Treatment adherence is a critical determinant of BP control. To that end, SPCs have become the standard of care in most high-income countries. Triple fixed-dose combinations, such as olmesartan/amlodipine/hydrochlorothiazide, have demonstrated superior BP-lowering efficacy and higher patient adherence rates. The TRIPLE-H trial (2022–2024) found that SPCs reduced clinical inertia by 60% and led to a 32% higher rate of BP target achievement in primary care settings.
For patients with chronic kidney disease (CKD) or diabetes, therapeutic decisions are more complex. Current consensus recommends:
- ACEi or ARB as foundational therapy to slow renal decline.
- Avoidance of diuretics in advanced CKD stages due to electrolyte disturbances.
- CCBs as second-line agents when RAAS inhibitors alone are insufficient.
Moreover, SGLT2 inhibitors, although not first-line antihypertensives, have been integrated as add-on therapy in patients with coexisting diabetes or CKD, providing modest BP reduction (~5 mmHg) and significant renal protection.

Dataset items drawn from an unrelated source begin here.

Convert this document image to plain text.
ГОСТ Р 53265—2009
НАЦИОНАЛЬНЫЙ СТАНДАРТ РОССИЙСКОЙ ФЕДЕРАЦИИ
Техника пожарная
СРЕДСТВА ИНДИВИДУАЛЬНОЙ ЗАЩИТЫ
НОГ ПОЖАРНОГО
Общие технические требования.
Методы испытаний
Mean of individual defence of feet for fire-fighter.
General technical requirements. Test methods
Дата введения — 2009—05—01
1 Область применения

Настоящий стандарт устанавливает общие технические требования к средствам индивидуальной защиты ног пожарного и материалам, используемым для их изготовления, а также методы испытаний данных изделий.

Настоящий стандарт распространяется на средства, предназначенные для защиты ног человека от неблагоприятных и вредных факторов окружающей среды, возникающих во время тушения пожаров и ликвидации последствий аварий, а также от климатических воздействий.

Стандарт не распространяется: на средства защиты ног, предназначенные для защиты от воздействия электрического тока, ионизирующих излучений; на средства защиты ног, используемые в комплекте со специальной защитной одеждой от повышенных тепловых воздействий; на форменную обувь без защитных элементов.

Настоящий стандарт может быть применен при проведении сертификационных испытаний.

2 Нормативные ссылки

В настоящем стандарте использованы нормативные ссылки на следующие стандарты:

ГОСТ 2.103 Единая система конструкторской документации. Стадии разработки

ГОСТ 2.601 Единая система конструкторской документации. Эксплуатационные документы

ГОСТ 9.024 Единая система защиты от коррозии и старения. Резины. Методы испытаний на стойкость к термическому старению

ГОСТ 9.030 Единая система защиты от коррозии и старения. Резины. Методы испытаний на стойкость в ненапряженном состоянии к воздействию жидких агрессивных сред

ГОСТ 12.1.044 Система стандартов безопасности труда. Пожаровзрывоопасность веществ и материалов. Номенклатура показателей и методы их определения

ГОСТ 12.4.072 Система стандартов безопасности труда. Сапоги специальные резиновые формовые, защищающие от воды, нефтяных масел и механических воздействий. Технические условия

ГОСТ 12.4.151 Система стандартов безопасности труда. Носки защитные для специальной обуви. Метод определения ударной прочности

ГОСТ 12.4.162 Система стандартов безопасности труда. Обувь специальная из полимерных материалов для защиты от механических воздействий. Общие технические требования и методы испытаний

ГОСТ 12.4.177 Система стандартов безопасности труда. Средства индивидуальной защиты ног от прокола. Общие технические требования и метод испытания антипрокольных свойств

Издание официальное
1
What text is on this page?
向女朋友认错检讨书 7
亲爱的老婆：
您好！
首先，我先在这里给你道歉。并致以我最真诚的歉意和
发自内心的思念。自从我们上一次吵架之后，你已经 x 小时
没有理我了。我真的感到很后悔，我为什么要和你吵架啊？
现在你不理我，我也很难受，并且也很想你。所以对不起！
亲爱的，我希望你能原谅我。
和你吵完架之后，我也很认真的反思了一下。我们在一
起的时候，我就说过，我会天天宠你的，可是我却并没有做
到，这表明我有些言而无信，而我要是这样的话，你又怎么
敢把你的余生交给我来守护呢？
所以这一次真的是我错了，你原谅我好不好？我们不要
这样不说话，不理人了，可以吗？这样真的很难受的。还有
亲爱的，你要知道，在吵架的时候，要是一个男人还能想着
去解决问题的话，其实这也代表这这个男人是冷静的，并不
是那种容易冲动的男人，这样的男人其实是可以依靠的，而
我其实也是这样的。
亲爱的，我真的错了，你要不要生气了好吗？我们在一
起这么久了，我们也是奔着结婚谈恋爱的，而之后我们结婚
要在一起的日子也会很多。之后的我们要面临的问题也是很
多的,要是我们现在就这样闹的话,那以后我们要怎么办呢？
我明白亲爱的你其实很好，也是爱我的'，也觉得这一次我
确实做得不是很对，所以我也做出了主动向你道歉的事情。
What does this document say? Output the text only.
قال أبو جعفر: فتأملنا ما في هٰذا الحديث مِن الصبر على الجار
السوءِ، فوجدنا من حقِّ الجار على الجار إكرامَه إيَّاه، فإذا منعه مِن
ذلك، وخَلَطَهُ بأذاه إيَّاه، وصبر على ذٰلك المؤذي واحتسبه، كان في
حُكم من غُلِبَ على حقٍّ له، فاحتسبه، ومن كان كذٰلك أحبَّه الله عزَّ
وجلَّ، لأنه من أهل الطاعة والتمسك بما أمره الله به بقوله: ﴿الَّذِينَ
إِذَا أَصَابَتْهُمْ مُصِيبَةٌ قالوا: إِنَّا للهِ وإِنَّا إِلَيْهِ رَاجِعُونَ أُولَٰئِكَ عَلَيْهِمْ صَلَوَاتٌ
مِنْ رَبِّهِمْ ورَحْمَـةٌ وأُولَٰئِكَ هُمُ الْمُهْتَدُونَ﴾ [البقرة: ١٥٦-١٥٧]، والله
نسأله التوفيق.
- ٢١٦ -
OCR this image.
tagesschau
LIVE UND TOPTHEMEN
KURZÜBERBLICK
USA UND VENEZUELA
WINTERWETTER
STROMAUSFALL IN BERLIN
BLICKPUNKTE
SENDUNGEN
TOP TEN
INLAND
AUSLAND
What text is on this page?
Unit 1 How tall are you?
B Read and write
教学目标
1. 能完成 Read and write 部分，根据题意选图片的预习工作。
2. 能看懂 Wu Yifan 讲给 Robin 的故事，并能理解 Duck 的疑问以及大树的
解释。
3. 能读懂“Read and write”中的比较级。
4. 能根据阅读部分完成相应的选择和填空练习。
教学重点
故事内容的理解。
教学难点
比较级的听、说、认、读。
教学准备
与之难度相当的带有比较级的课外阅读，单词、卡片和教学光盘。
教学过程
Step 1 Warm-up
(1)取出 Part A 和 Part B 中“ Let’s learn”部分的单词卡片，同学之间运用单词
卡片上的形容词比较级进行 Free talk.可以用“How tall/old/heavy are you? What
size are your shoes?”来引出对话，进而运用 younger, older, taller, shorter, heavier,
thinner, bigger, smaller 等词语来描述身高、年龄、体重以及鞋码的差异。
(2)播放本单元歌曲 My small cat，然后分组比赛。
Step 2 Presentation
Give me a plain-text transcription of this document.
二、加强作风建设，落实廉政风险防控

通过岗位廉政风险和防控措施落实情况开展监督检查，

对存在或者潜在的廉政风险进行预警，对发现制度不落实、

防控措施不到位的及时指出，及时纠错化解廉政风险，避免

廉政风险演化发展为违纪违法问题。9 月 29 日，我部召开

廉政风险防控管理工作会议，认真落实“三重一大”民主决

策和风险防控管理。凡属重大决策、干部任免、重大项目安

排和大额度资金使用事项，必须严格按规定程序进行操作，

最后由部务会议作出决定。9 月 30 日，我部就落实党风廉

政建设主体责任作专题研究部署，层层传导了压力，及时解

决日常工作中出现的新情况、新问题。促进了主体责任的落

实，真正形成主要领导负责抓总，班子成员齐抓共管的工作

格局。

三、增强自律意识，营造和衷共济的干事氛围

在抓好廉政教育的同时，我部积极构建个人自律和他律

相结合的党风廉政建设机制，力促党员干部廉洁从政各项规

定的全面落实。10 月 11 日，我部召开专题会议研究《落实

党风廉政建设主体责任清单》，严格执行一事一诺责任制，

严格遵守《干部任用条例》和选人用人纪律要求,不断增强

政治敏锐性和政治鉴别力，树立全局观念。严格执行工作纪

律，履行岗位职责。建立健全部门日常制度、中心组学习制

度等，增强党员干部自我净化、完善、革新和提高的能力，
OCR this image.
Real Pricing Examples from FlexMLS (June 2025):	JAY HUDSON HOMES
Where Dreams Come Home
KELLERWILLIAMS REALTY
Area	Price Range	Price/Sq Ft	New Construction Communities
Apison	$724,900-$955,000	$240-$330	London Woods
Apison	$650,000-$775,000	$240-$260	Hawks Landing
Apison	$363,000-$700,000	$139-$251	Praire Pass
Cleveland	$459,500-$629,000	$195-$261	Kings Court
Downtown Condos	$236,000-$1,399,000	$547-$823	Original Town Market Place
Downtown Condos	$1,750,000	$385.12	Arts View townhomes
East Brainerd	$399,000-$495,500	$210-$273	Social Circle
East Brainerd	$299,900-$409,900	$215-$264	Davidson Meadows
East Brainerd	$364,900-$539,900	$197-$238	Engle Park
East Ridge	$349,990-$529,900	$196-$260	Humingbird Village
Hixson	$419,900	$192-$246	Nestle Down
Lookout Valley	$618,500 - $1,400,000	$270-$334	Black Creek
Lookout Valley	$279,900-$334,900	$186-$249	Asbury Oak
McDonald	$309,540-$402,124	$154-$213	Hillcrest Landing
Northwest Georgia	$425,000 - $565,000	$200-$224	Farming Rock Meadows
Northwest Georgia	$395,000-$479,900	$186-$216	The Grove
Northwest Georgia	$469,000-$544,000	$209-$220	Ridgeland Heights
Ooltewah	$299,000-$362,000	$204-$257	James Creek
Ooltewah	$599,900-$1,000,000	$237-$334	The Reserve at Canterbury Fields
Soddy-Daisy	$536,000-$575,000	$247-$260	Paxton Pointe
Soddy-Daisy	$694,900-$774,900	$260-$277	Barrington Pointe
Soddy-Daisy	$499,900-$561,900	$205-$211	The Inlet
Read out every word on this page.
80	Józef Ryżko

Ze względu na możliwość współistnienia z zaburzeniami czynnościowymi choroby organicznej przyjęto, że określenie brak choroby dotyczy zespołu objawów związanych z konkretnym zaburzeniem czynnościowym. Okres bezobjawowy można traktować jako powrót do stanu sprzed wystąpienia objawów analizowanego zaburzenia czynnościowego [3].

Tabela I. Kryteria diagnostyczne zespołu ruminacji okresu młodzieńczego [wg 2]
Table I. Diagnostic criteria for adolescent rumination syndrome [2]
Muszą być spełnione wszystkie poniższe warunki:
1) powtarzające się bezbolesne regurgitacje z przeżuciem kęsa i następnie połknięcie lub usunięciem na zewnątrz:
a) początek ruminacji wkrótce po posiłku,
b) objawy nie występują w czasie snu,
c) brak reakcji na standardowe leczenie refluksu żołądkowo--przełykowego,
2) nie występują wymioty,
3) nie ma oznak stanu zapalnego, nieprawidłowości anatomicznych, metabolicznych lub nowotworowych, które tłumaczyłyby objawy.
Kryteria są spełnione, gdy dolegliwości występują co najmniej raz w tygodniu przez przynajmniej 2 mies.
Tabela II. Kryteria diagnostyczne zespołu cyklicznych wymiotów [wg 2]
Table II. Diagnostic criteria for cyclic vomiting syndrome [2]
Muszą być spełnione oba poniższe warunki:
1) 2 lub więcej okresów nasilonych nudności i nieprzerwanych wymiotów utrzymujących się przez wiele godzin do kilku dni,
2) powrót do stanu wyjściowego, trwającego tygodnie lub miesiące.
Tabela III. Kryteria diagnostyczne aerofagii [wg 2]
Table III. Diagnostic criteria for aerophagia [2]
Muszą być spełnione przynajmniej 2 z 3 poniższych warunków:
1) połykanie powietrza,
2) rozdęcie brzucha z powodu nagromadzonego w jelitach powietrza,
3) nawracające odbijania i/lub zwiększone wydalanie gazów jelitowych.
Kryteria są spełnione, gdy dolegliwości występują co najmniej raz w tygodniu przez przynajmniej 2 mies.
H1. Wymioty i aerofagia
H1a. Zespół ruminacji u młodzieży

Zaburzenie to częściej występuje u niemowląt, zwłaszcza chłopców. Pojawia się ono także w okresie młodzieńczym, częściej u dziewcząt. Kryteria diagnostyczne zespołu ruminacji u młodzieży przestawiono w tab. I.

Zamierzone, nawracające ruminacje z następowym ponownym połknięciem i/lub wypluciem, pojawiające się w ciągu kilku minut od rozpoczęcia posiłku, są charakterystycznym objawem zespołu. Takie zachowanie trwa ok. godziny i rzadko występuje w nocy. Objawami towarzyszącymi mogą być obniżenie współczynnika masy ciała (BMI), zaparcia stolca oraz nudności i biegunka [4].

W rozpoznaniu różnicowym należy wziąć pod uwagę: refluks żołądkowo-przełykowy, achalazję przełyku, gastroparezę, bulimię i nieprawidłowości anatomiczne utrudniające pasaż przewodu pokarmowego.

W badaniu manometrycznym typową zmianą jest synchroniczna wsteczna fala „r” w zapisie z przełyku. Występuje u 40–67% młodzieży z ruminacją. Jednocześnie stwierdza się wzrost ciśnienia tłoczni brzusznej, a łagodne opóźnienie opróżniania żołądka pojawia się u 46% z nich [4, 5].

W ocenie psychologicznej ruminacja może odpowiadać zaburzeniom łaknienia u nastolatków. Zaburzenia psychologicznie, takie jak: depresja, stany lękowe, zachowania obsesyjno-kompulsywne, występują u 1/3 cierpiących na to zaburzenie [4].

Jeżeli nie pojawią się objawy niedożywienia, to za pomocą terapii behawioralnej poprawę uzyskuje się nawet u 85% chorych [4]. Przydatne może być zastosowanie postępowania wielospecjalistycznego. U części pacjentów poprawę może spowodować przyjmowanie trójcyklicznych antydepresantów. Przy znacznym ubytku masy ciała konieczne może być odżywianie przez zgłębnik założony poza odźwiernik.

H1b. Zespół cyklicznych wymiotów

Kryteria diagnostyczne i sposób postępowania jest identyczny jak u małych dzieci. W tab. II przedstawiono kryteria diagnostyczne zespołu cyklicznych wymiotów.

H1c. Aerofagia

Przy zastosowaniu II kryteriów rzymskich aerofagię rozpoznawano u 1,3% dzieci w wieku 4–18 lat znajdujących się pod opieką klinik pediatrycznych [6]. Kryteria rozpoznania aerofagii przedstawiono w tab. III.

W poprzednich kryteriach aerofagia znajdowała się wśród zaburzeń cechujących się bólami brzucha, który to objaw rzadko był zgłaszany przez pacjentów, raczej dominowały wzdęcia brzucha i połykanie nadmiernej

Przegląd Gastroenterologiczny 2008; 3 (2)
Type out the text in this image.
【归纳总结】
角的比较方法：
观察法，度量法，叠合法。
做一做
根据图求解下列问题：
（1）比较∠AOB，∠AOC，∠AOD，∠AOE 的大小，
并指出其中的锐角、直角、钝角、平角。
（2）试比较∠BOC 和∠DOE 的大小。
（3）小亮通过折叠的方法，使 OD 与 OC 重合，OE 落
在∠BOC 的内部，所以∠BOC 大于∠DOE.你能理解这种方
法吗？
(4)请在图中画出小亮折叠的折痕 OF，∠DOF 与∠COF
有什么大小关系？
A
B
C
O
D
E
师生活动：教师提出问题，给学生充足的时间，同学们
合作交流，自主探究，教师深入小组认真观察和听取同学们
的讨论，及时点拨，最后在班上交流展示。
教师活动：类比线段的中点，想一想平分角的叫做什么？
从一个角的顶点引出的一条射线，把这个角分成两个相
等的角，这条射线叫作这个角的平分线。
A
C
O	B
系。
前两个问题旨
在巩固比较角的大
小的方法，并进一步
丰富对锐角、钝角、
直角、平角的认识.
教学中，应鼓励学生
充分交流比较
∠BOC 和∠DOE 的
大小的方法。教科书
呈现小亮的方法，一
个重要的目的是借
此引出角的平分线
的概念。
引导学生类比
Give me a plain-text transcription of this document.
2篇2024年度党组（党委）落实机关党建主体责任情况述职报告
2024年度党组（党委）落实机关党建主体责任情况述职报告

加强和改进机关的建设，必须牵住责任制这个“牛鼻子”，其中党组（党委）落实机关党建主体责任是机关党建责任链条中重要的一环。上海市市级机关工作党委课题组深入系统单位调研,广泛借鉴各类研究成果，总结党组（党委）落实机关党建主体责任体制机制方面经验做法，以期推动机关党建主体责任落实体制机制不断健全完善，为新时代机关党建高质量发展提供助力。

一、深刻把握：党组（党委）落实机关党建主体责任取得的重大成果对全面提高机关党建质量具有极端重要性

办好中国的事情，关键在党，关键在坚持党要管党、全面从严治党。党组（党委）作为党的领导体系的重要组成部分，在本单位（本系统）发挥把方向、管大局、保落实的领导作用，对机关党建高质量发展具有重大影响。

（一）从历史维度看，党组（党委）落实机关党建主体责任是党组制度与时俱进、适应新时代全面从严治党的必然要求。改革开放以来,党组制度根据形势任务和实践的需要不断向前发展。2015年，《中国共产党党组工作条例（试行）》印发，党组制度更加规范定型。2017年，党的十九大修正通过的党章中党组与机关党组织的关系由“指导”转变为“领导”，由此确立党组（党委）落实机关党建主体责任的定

The integration of genomic profiling and AI-driven BP pattern analysis is expected to revolutionize personalized therapy. Trials such as HYPERGEN-25 are evaluating how specific polymorphisms (such as CYP11B2, ACE gene) can predict response to ACEi vs ARB therapy. Wearable BP monitors with continuous data collection and machine learning feedback now aid clinicians in adjusting therapy more precisely, especially in resistant hypertension cases.
First-line antihypertensive therapy in 2025 is no longer a one-size-fits-all decision. As therapeutic classes evolve and comparative effectiveness research expands, individualized treatment based on clinical phenotype, ethnicity, comorbidities, and patient preference becomes paramount. The shift toward SPCs, preference for ARBs, and strategic use of pharmacogenomics reflects a mature, patient-centric approach to hypertension management.
The future of hypertension therapy lies not in discovering new drugs, but in harnessing existing treatments with greater precision and personalization.